The Taste Test: How To Know If Your Beer Is Fresh?
Young couple with beer and guitar sitting on rooftop. Photo: Westend61 (Getty)
It’s pretty much a no-brainer that the freshest beer is beer that is consumed as close to its packaging date as possible. “Just as fresh baked goods that sit out for too long get stale, the flavor stability and flavors of beer drop out and shift as beer ages past its brewery recommended freshest by date,” says Max Bakker, Anheuser-Busch Master Cicerone®.
But, just because the label says your beer is fresh, it doesn’t necessarily mean it is. That’s because there are a few ways beer’s freshness can turn before its brewery recommended freshest by date. “The first is driven by age and accelerated by warm storage temperatures above 55° F for extend periods of time,” says Bakker. This change in temperature will cause the hop aromas and hop bitterness to decrease and the malt flavors increase. This will make your beer sweeter and less fresh tasting. “Eventually, this increased malt sweetness shifts into honey-like flavors before eventually tasting papery and stale.” Sometimes, this is referred to as the “oxidized papery” beer flavor. “Beers without specialty treated hops which are exposed to natural and artificial UV light can become light stuck and are often referred to as skunky,” says Bakker. “This reaction can happen within two minutes of direct light exposure causing beer to take on aromas of fresh brewed coffee and skunk.”
The other way beer can go bad before the freshest by date is due to wild yeast or bacteria contamination.
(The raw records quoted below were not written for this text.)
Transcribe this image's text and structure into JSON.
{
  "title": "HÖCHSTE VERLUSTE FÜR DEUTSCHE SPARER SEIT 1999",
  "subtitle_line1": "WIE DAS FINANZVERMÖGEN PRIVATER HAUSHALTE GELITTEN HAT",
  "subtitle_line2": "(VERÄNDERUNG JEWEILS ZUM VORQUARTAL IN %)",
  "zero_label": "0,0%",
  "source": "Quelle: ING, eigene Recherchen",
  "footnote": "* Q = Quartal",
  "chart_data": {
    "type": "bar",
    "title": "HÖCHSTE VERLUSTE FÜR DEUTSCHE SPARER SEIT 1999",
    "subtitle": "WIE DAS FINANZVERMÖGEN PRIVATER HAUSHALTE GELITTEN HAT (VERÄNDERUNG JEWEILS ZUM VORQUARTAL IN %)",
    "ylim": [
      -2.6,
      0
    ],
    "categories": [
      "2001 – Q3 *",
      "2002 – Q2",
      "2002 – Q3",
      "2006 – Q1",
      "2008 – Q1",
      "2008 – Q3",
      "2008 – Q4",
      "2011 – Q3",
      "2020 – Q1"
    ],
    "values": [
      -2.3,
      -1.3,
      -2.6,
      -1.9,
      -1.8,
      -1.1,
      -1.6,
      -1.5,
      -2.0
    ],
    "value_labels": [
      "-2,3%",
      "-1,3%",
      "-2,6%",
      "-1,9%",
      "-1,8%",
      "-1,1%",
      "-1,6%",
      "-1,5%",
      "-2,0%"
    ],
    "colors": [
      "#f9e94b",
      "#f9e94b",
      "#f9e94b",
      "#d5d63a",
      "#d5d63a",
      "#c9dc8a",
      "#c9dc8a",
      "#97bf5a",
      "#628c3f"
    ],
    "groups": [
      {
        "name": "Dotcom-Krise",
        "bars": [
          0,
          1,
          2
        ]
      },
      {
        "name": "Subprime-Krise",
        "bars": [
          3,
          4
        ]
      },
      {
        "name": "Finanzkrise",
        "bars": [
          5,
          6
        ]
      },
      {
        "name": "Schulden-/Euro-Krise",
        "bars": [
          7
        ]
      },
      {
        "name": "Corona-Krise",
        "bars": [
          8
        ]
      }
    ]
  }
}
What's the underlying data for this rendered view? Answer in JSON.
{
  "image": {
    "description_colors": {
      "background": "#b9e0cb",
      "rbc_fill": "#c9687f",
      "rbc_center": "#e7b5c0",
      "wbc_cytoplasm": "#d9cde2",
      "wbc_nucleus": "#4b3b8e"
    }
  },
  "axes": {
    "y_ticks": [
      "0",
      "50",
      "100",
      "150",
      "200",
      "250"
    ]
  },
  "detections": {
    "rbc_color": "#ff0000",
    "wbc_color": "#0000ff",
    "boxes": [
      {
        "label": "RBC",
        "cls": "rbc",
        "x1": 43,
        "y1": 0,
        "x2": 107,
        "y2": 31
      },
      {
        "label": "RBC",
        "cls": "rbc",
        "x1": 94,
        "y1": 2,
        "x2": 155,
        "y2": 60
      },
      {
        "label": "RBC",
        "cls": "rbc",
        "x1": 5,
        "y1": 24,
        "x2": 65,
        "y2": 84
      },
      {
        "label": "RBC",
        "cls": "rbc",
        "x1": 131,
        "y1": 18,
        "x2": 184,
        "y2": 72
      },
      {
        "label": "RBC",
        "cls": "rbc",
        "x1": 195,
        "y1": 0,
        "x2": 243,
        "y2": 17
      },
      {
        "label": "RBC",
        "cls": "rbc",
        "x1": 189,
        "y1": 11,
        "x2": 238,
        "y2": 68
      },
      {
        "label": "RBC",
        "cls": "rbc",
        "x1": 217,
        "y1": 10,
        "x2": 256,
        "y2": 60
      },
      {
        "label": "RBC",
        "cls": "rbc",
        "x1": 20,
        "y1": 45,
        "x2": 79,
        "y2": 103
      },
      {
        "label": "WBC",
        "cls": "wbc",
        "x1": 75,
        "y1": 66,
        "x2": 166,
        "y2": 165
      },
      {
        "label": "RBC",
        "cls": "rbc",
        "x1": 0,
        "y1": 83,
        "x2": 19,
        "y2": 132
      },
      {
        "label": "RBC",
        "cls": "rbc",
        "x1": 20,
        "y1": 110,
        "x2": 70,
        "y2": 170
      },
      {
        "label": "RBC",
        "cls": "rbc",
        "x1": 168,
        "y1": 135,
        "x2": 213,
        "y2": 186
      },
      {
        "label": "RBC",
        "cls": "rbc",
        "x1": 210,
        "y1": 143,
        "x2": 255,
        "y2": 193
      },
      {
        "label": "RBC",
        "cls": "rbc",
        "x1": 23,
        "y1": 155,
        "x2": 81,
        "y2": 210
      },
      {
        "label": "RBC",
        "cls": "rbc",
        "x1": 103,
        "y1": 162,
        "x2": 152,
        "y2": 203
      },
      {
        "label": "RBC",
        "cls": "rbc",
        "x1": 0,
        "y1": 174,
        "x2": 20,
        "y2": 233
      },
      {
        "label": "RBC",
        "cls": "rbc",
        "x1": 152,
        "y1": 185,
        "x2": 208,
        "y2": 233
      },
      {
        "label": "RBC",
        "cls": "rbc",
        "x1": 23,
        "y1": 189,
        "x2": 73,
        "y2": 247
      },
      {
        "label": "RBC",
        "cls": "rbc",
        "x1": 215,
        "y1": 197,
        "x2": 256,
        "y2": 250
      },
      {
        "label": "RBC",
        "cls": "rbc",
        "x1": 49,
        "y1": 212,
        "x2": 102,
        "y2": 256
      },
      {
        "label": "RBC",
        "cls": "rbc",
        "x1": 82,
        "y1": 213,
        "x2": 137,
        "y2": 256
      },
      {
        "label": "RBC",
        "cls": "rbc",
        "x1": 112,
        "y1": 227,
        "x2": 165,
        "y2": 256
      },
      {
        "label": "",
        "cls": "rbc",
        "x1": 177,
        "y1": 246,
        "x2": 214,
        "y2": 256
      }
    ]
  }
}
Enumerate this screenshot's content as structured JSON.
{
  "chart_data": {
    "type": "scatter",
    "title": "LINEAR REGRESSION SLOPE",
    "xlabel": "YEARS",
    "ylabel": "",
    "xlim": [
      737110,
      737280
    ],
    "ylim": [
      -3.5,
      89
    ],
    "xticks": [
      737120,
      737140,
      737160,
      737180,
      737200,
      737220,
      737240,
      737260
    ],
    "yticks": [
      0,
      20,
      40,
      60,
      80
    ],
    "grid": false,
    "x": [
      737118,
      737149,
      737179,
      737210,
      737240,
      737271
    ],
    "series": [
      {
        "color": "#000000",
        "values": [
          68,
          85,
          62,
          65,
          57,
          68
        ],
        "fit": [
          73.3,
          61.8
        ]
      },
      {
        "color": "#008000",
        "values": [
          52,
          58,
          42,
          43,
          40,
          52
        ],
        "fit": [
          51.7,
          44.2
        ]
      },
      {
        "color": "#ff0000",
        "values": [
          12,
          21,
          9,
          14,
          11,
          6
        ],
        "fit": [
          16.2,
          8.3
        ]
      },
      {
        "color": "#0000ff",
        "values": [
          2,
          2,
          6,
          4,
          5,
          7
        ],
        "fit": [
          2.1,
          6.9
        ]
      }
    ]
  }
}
One of the ways this can happen is if a draft line at a bar isn’t properly cleaned. “This contamination causes beer to become sour taking on flavors of vinegar, yogurt, and often buttery popcorn,” says Bakker.
How do I know if my beer is fresh?
To go back to the original idea, the first step to determine if your beer is fresh is to check for a code date. “There should be a freshest by or produced on date listed somewhere on the bottom, label or neck,” says Bakker. Produced on dates may also come with a note from the brewery as to how long from packing they have found for that beer to stay brewery fresh under ideal cold storage 50-55° F conditions. “If you are drinking a freshly poured draft beer it should be free of any sour vinegar or buttered popcorn aromas.”
If you want to ensure that your beer is fresh, always buy it from the cold shelf and always check the date. “Try to keep beer cold and avoid moving it from cold storage to warm storage multiple times,” says Bakker. Also, avoid buying beer that has been placed in front of a window for an extended period of time. Constant sunlight gives you a sunburn and skunks the heck out of beer.
How do I decode the packaging?
Sometimes, beer packaging can seem confusing. Code dating on beer comes in many forms. The most common is a produced on or freshest by date listed in a Month/Day/Year format. It is common to see imported beer listed in a Day/Month/Year format or just a Month/Year format. “Some breweries use a Julian date code which looks like 18001 or 00118 and 18365 or 18365,” says Bakker. “Translated this is 2018 Jan 1 or Jan 1 2018 and 2018 Dec 31 or 2018 Dec 31. Along with one of these date codes will be a recommendation from the brewery on the beers freshness range.”
How long does beer remain fresh after it’s produced?
Your best bet is to go with the brewery’s recommendations. “If there is a date and no freshest by recommendation a good practice is to consume as soon as possible and store the beer cold,” says Bakker. “Once the beer is cold try to consume within 180 days from the produced on date.” There are even stricter rules for hoppier beers. “Try to consume IPAs within 60-90 days.”
Beers with lighter flavor notes tend to age more quickly and noticeably than beers with stronger flavors. “The best way to keep all beers fresh is to store cold and avoid high temperature swings and prolonged storage,” says Bakker. The best place to store beer is in a dark, dry, cool environment between 38-55° F.
Another tip is to make sure that when you fill your fridge, pull older beer forward and place the new beer in the back. “This will ensure you always have fresh beer code dates in your fridge,” says Bakker.
While most beers are best consumed as fresh as possible, there are exceptions to the rule. Many beers are designed to be aged and even take on interesting, unique flavors through a prolonged ageing process in a cool, dry environment. Buying these special beers and opening them right up when you get home is a disservice to the hard work that went in to creating them. Plus, you are doing yourself a disservice as you won’t really get to enjoy them as intended. The more time they spend aging, the more nuanced and pronounced their flavors will become. “These styles include barrel aged beers and Barley Wines,” says Bakker. “Again, always consume beer fresh and never age IPAs.”